Джейк не слишком в этом разбирался, но о «бессмертной возлюбленной» он знал не только по фильму, в котором Гари Олдман сыграл «боннского глухого». Учась в консерватории, он слышал, что после смерти Бетховена в марте 1827 года в его секретере обнаружили два документа огромной важности, о существовании которых не подозревали даже самые близкие ему люди. Один из них — «Хайлигенштадтское завещание» — представлял собой нечто вроде предсмертной записки самоубийцы. Бетховен сообщал своим братьям, что не может жить, зная, что оглохнет. Письмо так и не было отослано, потому что Бетховен сумел справиться со своей бедой.

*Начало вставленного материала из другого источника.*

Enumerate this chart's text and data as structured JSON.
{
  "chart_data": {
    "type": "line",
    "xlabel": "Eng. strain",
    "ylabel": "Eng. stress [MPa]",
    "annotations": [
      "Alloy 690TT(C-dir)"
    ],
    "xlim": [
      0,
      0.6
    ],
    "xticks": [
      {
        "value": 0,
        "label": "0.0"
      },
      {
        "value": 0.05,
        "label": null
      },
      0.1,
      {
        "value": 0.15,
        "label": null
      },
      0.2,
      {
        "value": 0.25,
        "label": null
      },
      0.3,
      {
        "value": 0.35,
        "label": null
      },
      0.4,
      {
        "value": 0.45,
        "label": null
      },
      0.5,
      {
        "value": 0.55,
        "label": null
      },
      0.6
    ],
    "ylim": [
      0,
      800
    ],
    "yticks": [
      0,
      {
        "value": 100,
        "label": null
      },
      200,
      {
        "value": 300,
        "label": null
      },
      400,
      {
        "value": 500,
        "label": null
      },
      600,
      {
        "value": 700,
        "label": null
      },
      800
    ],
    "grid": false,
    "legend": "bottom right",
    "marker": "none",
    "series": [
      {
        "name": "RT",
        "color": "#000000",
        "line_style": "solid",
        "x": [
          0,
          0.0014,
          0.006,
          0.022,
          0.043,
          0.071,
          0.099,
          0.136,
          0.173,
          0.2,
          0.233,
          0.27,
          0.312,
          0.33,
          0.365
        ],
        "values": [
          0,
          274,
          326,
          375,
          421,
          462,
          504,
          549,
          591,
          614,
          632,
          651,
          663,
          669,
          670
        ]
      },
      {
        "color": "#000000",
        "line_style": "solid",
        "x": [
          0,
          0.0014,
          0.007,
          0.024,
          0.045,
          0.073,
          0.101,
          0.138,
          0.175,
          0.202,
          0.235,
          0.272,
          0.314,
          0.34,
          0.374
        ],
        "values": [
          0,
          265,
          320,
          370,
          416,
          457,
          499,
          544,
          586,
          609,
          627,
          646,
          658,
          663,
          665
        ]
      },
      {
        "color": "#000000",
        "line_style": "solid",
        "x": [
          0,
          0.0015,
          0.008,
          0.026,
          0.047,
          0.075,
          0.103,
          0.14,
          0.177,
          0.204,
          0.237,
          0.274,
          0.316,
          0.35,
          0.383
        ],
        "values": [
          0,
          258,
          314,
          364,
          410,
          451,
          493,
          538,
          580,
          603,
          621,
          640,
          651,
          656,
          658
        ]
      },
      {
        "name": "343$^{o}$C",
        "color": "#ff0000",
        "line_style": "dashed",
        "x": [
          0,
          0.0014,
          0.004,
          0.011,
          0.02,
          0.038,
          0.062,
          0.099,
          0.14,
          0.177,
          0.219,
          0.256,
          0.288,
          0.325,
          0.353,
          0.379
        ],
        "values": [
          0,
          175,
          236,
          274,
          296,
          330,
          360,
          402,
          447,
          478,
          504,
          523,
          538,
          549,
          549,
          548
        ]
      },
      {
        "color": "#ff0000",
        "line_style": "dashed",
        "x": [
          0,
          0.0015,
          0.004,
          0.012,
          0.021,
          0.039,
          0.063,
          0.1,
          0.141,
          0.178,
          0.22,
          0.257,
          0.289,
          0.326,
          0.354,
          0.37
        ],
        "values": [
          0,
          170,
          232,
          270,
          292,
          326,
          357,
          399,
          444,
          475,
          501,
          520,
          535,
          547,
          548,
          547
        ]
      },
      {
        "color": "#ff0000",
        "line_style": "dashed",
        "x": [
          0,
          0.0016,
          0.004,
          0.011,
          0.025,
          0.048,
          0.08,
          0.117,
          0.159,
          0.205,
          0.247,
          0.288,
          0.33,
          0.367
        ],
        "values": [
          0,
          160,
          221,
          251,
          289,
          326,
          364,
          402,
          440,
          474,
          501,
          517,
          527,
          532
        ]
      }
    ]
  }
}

Другим документом было письмо к «бессмертной возлюбленной», исполненное страсти послание, адресованное женщине, личность которой по тексту определить было невозможно. Эксперты терялись в догадках. В письме не было указано не только имя, но также год и место написания. По счастью, Бетховен проставил день, месяц и даже день недели, понедельник, что позволило серьезному исследователю, Соломону Мейнарду, почти с полной уверенностью отвергнуть все кандидатуры, кроме одной: Антонии Брентано. Паниагуа сказал Малинаку, что найденное им письмо к «бессмертной возлюбленной» в действительности представляет собой три письма, написанные за одни сутки. Бетховен использует именно это выражение — «бессмертная возлюбленная», называя ее любовью всей своей жизни. Он говорит, что любовь делает его счастливым и несчастным, потому что оба они не принадлежат друг другу полностью.
— Возможно, поэтому, — продолжал Паниагуа, — Бетховен и пишет: «Лучше нам некоторое время не встречаться». В письме к «бессмертной возлюбленной» есть также намек на препятствие их любви, вероятно, на то, что она замужем.
— Предположим, речь идет об Антонии Брентано. Что она собой представляла?